The system for theater and battlefield commanders should essentially be a specialized subset of the capabilities at the NCA level. Information must be condensed to allow for adaptation to dynamic local conditions. The greatest benefit will be derived by using this information to create a virtual battlefield. The theater-level, data-collection system should allow joint task commanders to view a battlefield in near real-time with a high level of fidelity. By being able to visualize the compilation of immense quantities of information, commanders will be able to make well-informed, time-critical decisions.
A very different type of information presentation system will be required for the unit level C4I operations. The operational information control system must be capable of providing information on many different levels. For instance, a unit based in the continental United States may need to see a projected worldview to determine where airborne sorties are located on an overseas flight while simultaneously showing a virtual image of the local traffic pattern to another local user. The output device may not appear very different from the Global Command and Control System (GCCS) that is now being phased in. In fact, this epitomizes what should be a key goal in designing a new C4I system: The infrastructure of the system and its data-processing techniques must remain transparent to the user.
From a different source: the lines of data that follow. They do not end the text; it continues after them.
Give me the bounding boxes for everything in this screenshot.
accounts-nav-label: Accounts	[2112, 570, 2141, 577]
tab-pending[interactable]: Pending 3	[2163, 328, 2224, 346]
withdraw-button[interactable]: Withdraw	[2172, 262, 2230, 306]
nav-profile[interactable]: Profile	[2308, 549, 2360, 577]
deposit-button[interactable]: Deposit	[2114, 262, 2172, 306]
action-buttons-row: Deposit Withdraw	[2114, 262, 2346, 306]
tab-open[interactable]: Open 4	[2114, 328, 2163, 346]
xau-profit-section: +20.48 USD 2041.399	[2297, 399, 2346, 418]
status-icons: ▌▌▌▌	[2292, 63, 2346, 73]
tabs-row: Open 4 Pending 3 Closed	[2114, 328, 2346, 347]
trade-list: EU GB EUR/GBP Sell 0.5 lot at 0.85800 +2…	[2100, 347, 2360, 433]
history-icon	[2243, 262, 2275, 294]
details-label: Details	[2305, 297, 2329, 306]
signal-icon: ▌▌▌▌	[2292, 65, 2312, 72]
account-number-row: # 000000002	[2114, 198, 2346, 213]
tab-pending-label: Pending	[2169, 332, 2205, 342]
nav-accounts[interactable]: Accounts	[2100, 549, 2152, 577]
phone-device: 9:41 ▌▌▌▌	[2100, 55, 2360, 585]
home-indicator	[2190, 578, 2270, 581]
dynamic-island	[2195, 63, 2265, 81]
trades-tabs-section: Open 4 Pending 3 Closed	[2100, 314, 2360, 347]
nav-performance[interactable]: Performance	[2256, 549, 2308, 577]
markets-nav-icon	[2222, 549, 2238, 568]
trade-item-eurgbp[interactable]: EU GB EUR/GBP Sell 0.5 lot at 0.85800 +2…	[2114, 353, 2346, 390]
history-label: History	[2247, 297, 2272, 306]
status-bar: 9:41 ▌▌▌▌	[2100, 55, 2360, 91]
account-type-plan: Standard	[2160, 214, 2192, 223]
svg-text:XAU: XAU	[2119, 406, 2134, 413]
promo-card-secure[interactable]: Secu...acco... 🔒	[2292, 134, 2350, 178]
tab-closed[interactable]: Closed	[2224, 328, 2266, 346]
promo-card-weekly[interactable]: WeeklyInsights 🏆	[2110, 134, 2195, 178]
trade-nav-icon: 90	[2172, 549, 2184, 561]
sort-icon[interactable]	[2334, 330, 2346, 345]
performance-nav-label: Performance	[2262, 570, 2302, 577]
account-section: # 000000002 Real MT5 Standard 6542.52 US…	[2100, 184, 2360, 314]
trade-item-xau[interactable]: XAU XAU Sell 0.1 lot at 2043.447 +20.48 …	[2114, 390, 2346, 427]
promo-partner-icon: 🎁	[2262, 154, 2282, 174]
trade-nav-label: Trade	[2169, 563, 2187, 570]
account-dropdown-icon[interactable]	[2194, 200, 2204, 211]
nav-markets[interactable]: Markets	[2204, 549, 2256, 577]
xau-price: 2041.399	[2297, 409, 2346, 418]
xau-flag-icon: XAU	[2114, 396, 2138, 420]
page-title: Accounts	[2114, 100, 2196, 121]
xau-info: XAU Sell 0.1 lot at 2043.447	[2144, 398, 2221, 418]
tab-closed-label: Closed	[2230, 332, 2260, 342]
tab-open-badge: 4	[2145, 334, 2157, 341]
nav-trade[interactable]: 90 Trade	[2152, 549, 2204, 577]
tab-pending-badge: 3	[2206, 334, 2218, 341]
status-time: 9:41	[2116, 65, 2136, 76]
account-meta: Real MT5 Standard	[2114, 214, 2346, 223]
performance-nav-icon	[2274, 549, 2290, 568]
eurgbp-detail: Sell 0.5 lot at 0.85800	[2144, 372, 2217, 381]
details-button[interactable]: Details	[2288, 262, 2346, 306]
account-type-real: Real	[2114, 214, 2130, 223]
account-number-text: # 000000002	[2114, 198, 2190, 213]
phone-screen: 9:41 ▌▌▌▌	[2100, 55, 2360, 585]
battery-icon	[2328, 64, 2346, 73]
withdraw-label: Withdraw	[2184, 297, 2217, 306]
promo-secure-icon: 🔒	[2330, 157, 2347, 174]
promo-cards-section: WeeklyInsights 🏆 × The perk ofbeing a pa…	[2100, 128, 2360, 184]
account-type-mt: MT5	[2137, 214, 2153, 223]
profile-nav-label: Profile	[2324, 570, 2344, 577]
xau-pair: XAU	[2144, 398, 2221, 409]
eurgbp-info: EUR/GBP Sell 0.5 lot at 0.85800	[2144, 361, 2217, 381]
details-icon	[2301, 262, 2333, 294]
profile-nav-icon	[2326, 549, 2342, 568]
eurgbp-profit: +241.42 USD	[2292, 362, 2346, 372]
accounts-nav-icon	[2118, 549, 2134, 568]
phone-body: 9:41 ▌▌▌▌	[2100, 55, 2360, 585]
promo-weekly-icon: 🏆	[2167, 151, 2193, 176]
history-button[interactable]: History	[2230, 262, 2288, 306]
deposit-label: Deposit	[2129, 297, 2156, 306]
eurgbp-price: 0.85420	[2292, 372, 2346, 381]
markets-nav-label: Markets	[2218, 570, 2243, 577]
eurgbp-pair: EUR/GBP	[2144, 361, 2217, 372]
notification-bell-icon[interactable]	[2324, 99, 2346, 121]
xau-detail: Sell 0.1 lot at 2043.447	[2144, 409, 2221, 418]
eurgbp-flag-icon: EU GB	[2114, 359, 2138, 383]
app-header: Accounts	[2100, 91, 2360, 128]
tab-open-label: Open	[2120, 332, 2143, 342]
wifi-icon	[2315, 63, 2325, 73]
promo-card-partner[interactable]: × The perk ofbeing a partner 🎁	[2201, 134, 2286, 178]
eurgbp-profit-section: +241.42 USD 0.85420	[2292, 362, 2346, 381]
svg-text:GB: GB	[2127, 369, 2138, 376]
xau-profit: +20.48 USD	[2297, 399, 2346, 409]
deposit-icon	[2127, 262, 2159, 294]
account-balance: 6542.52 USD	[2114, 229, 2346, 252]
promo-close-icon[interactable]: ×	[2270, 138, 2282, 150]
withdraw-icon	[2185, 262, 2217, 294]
Additionally, units must have a user station that is portable and can be used reliably in a combat environment. The system must be capable of operating from many different platforms, including aircraft, ground assault vehicles, naval vessels, and the individual user. It must be durable, secure, lightweight, and simple to use. This will require additional data-processing and refinement techniques beyond those required at the NCA and theater levels. WICS must be able to tailor information at the receiver end to satisfy individual needs and preferences.
Data collection, processing, and presentation do not constitute a complete information control system. The other component needed is communications. An effective future information control system must give military users the ability to receive and transmit vital information anytime and anywhere. Regardless of the method, the system must satisfy obvious needs for global, mobile, secure, and redundant coverage must be satisfied. Without a comprehensive, reliable communications system, the rest of the information control network will be useless.